Curriculum

OUR PROGRAM OF INQUIRY

The San Juan del Sur Day School focuses on the development of the whole child as an inquirer, touching hearts as well as minds and addressing social, physical, emotional and cultural needs as well as academic ones. We utilize a Constructivist approach to education, which states that learning is an active, contextualized process of constructing knowledge rather than acquiring it. Knowledge is constructed based on personal experiences and hypotheses of the environment. We draw on research and best practice from a range of international systems with a wealth of knowledge and experience from effective schools and practices to create a relevant engaging, challenging and significant educational framework for all children.

The Curriculum
We refer to the 6 transdisciplinary themes throughout our curriculum to help teachers and students explore knowledge in the broadest sense of the word and to step out beyond the confines of learning within subject areas.
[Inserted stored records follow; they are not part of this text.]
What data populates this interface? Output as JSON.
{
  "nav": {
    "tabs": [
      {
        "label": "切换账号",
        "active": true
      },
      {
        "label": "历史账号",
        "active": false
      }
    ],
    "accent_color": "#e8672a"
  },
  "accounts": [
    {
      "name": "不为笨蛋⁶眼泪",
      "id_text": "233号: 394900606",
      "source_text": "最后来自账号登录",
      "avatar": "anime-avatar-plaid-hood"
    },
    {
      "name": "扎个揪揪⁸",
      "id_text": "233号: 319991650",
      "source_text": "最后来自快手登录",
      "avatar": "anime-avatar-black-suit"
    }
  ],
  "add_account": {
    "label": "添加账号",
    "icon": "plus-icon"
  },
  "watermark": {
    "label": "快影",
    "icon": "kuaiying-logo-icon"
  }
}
Teachers and students use key questions that are concept based to structure the units of inquiry. They acquire and apply transdisciplinary skills while developing an understanding of these important concepts. The development of explicit attitudes and the expectation of socially responsible behavior are also essential elements of the program. We spend about six to eight weeks per Unit of Inquiry. We move through the Units in an educational cycle. Visiting, revisiting and threading the transdisciplinary questions throughout our lessons, projects and work.

Developing the Global Citizen
We strive towards developing an internationally minded person who, recognizes their common humanity and shared guardianship of the planet.  As well as, helps create a better and more peaceful world with attributes and dispositions. What kind of person do we want our students to be? At San Juan Del Sur Day School we want the students to learn to become inquirers, thinkers, communicators, risk-takers, knowledgeable, principled, caring, open-minded, balanced and reflective.

The Five Essential Elements
To achieve a balance in learning, we emphasize the five parts of the curriculum, which are called the Essential Elements. Students are given the opportunity to: gain knowledge that is relevant and of global significance, develop an understanding of concepts, make connections throughout his or her learning, acquire transdisciplinary and disciplinary skills, develop attitudes that will lead to internationally-mindedness, and take action as a consequence of his or her learning. The five essential elements are:

  • Knowledge  (What we want the students to know about)
  • Concepts (What we want the students to understand)
  • Skills (What we want the students to be able to do)
  • Attitudes (What we want the students to feel)
  • Action (How we want the students to act)

The knowledge component is taught through six transdisciplinary themes of global significance that provide the framework for exploration and study.

The Transdisciplinary themes:

  1. Who we are
  2. Where we are in place and time
  3. How we express ourselves
  4. How the world works
  5. How we organize ourselves
  6. Sharing the planet

The six transdisciplinary themes help teachers to develop a program of inquiries–in-depth investigations into important ideas, identified by the teachers, and requiring a high level of involvement on the part of the students. These inquiries are substantial, in-depth and last for several weeks. The six themes are integrated into 6 subject areas.

  1. Language
  2. Social Studies
  3. Mathematics
  4. Arts
  5. Science
  6. Personal, social, and physical education

The teaching learning cycle continually answers 3 critical questions:

  1. What do we want to learn?
  2. How best will we learn?
  3. How will we know what we have learned?